High-Energy Batteries For many batteries, there is considerable overlap between energy management and the shorter-term applications discussed previously. Furthermore, batteries can generally provide rapid response, which means that batteries “designed” for energy management can potentially provide services over all the applications and timescales discussed. Several battery technologies have been demonstrated or deployed for energy management applications.
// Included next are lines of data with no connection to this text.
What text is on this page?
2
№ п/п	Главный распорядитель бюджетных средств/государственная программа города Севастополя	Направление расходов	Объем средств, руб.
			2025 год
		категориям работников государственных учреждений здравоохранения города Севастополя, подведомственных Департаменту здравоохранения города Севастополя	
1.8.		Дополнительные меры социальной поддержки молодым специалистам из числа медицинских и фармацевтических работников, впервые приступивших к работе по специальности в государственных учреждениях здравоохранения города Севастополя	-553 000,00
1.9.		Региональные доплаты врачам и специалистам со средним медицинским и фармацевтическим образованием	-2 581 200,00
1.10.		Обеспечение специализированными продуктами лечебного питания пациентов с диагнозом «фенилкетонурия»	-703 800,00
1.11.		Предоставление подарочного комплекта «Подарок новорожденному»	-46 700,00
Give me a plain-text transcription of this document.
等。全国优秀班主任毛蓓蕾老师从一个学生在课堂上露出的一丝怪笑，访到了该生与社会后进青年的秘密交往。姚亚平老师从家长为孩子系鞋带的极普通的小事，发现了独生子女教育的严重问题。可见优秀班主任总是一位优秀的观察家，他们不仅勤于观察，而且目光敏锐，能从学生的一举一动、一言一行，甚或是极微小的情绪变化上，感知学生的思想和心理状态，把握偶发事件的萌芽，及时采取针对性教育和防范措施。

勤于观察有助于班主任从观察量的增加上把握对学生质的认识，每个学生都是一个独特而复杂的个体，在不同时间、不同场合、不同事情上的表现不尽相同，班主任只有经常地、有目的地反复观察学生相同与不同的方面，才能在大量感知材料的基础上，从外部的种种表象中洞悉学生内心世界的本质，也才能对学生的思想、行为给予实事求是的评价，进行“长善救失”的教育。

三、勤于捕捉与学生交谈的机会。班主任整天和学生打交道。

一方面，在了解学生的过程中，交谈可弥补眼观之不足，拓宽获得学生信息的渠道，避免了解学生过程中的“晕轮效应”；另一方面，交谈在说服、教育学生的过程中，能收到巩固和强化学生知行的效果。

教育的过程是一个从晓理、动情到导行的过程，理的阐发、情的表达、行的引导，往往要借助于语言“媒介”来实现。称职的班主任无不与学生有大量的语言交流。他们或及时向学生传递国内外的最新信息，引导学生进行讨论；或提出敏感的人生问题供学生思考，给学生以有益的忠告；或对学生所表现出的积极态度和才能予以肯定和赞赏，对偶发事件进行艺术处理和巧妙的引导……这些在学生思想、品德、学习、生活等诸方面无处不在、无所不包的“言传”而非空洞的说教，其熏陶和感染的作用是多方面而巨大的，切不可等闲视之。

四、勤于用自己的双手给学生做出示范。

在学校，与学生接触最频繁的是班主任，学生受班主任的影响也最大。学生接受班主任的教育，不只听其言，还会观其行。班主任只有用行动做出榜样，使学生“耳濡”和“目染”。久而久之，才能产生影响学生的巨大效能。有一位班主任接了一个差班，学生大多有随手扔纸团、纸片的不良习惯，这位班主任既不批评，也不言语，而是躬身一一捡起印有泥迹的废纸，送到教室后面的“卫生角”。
In addition to the chemistries discussed previously, the commercially available batteries targeted to energy management include two general types: high-temperature batteries and liquid electrolyte flow batteries.

Pumped Hydro Storage (PHS) Pumped hydro is the only energy storage technology deployed on a gigawatt scale in the United States and worldwide. Many of the sites store 10 hours or more, make the technology useful for load leveling. PHS is also used for ancillary services. PHS uses conventional pumps and turbines and requires a significant amount of land and water for the upper and lower reservoirs. PHS plants can achieve round-trip efficiencies that exceed 75% and may have capacities that exceed 20 hours of discharge capacity. Environmental regulations may limit large-scale above-ground PHS development. However, given the high round-trip efficiencies, proven technology, and low cost compared to most alternatives, conventional PHS is still being pursued in a number of locations.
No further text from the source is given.